For What It's Worth
|"For What It's Worth"|
|Single by Buffalo Springfield|
|from the album Buffalo Springfield|
|B-side||"Do I Have to Come Right Out and Say It?"|
|Recorded||December 5, 1966|
|Studio||Columbia Studios, Hollywood|
|Buffalo Springfield singles chronology|
"For What It's Worth (Stop, Hey What's That Sound)" (often referred to as simply "For What It's Worth") is a song written by Stephen Stills. It was performed by Buffalo Springfield, recorded on December 5, 1966, and released as a single on Atco Records in January 1967. The single peaked at number seven on the Billboard Hot 100 chart. This song is currently ranked #63 on Rolling Stone's list of The 500 Greatest Songs of All Time as well as the eighth best song of 1967 by Acclaimed Music.
Although "For What It's Worth" is often used as an anti-war song, Stephen Stills was inspired to write the track because of the Sunset Strip curfew riots in November 1966, a series of early counterculture-era clashes that took place between police and young people on the Sunset Strip in Hollywood, California, beginning in the mid-1966, the same year Buffalo Springfield had become the house band at the Whisky a Go Go on the Sunset Strip.
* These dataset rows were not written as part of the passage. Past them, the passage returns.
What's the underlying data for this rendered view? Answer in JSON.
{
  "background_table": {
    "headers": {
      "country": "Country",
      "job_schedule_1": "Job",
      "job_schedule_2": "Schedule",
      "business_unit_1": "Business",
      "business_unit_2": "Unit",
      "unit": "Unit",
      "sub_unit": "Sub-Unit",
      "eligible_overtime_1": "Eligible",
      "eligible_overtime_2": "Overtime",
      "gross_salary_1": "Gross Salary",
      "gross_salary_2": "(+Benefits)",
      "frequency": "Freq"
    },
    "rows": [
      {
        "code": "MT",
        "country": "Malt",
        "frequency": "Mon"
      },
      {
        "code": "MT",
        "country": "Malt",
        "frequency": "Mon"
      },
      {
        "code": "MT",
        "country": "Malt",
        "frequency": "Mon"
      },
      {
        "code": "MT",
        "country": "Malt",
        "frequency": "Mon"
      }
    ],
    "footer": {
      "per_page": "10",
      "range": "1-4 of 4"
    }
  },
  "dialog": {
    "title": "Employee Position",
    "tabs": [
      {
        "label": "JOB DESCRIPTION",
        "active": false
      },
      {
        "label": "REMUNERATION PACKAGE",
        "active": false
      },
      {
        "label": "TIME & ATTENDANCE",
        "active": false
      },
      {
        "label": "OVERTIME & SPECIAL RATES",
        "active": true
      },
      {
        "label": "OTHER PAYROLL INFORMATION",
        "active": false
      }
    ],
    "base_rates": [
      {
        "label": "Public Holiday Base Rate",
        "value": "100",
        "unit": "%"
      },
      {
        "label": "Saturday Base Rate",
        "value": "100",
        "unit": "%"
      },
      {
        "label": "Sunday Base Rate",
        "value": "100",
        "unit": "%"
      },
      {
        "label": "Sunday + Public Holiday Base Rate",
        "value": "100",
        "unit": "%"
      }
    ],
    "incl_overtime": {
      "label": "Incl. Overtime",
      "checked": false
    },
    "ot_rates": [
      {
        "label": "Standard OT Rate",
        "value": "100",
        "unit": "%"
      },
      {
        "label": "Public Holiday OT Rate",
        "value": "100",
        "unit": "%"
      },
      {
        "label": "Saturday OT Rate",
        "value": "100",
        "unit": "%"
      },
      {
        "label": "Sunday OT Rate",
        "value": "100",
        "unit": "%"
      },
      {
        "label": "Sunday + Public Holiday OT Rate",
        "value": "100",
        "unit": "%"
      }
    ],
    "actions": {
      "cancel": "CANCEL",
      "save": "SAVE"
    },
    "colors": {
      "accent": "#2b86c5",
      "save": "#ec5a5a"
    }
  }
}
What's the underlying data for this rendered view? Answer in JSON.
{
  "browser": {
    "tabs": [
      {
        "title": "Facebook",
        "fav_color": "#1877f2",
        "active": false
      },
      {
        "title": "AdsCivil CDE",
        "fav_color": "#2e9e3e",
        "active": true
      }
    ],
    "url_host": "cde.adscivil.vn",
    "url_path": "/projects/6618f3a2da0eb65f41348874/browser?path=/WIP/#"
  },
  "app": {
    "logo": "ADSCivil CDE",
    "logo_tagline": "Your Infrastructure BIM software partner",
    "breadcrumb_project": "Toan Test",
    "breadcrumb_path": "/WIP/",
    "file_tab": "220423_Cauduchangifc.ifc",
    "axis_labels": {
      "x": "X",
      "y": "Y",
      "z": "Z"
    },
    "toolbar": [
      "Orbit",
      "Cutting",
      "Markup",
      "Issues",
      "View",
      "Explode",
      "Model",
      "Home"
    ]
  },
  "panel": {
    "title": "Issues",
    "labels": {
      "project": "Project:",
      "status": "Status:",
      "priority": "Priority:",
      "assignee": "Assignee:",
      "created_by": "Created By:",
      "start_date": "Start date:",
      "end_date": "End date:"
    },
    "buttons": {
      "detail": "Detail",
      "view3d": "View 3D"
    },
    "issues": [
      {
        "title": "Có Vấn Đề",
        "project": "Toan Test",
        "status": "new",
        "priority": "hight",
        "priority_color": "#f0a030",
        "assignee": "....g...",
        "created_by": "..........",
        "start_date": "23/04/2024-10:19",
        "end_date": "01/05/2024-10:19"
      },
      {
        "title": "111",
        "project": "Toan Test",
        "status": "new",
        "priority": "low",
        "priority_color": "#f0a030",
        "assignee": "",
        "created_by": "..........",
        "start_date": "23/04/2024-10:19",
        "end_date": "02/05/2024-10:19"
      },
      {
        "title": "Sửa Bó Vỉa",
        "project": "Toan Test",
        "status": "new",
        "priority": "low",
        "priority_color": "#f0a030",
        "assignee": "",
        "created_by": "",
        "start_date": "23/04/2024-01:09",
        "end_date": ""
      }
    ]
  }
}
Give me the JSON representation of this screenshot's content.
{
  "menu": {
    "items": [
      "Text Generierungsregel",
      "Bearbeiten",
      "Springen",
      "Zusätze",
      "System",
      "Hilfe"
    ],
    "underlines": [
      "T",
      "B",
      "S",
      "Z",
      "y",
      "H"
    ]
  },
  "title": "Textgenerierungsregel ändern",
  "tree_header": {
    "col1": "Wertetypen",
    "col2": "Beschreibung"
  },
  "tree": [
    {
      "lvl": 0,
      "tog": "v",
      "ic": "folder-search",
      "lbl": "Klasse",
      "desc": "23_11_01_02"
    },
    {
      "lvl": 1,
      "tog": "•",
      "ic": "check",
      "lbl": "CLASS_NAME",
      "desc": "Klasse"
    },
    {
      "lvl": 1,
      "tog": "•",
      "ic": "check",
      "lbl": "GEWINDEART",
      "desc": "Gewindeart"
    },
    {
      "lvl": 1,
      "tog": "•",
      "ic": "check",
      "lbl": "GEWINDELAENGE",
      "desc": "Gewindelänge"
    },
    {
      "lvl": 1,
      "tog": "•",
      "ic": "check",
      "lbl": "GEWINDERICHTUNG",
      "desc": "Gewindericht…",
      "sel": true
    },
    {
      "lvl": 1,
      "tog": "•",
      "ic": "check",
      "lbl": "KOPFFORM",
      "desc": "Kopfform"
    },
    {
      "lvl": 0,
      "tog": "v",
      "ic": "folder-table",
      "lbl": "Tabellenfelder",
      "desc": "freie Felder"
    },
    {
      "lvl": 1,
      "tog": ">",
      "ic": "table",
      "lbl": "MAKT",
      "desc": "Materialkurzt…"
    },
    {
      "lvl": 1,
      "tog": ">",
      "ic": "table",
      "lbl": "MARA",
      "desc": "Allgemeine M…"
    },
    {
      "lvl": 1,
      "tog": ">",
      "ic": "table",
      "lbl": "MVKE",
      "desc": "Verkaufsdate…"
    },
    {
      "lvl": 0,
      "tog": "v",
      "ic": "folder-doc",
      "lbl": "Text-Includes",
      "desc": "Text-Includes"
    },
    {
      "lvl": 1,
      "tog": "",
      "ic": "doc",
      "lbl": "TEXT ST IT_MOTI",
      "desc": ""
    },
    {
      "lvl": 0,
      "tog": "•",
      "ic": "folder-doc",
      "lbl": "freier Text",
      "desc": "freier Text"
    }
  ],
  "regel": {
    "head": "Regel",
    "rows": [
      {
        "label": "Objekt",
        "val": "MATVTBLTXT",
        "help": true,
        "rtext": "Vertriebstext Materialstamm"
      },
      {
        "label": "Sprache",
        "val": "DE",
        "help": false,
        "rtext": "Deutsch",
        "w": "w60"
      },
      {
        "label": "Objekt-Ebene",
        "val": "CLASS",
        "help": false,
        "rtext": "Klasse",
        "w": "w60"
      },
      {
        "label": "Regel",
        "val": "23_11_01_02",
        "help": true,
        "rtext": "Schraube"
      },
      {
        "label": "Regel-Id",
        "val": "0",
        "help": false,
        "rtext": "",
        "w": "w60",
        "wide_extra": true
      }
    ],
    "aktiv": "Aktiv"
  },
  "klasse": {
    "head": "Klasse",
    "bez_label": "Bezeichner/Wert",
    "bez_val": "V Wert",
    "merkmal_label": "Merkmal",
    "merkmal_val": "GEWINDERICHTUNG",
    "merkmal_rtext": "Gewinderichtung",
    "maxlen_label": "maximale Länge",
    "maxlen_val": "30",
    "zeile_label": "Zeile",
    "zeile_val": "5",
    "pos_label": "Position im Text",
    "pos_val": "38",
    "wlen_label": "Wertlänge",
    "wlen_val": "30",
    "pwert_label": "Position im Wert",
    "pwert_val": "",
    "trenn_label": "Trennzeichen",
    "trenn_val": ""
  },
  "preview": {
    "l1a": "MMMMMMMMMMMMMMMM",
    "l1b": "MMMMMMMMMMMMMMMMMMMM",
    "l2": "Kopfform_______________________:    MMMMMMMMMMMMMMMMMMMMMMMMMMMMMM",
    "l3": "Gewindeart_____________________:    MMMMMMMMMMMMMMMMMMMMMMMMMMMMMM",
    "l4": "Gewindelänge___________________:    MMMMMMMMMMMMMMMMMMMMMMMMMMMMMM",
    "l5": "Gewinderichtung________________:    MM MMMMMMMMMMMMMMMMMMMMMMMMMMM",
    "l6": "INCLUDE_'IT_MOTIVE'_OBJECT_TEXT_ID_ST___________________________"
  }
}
It was within this period that local residents and businesses had become increasingly annoyed by late-night traffic congestion caused by crowds of young people going to clubs and music venues along the Strip. In response, they lobbied the city to pass local ordinances that stopped loitering and enforced a strict curfew on the Strip after 10pm. Young music fans, however, felt that the new laws were an infringement of their civil rights.
On Saturday, November 12, 1966, fliers were distributed on Sunset Strip inviting people to join demonstrations later that day. Several of Los Angeles' rock radio stations also announced that a rally would be held outside the Pandora's Box club on the corner of Sunset Boulevard and Crescent Heights. That evening as many as 1,000 young demonstrators, including future celebrities like Jack Nicholson and Peter Fonda (who was handcuffed by police), gathered to protest against the enforcement of the curfew laws. Although the rallies began peacefully, trouble eventually broke out among the protesters and police. The unrest continued the next night and periodically throughout the rest of November and December forcing some clubs to shut down within weeks. Against the background of these civil disturbances, Stills recorded the song on December 5, 1966.
Stills said in an interview that the name of the song came about when he presented it to the record company executive Ahmet Ertegun who signed Buffalo Springfield to the Atlantic Records-owned ATCO label. He said: "I have this song here, for what it's worth, if you want it." Another producer, Charlie Greene, claims that Stills first said the above sentence to him, but credits Ahmet Ertegun with subtitling the single "Stop, Hey What's That Sound" so that the song would be more easily recognized.
The song was recorded on December 5, 1966 at Columbia Studios, Hollywood. Tom Dowd claims he mixed the song at Atlantic's studio in New York, though this is disputed by others. He did take part in the production of Cher's version of the song in 1969.
The song quickly became a well-known protest song. In 2006, when interviewed on Tom Kent's radio show Into the '70s, Stephen Stills pointed out that many people think "For What It's Worth" is about the Kent State shootings (1970), even though the song predates that event by over three years. Neil Young, Stills' bandmate in both Buffalo Springfield and Crosby, Stills, Nash & Young, would later write "Ohio", in response to the events at Kent State.
"For What It's Worth" has been covered, sampled, and referenced in numerous musical performances. Versions include those by Cher, Oui 3, and Public Enemy. Cher's 1969 cover did not enter the Billboard Hot 100; Allmusic retrospectively calls her version "mature [and] forceful." Public Enemy sampled "For What It's Worth", for their 1998 song "He Got Game," which also featured Stephen Stills. Oui 3 adapted the song for their 1993 debut single of the same name, which reached number 26 in the UK chart.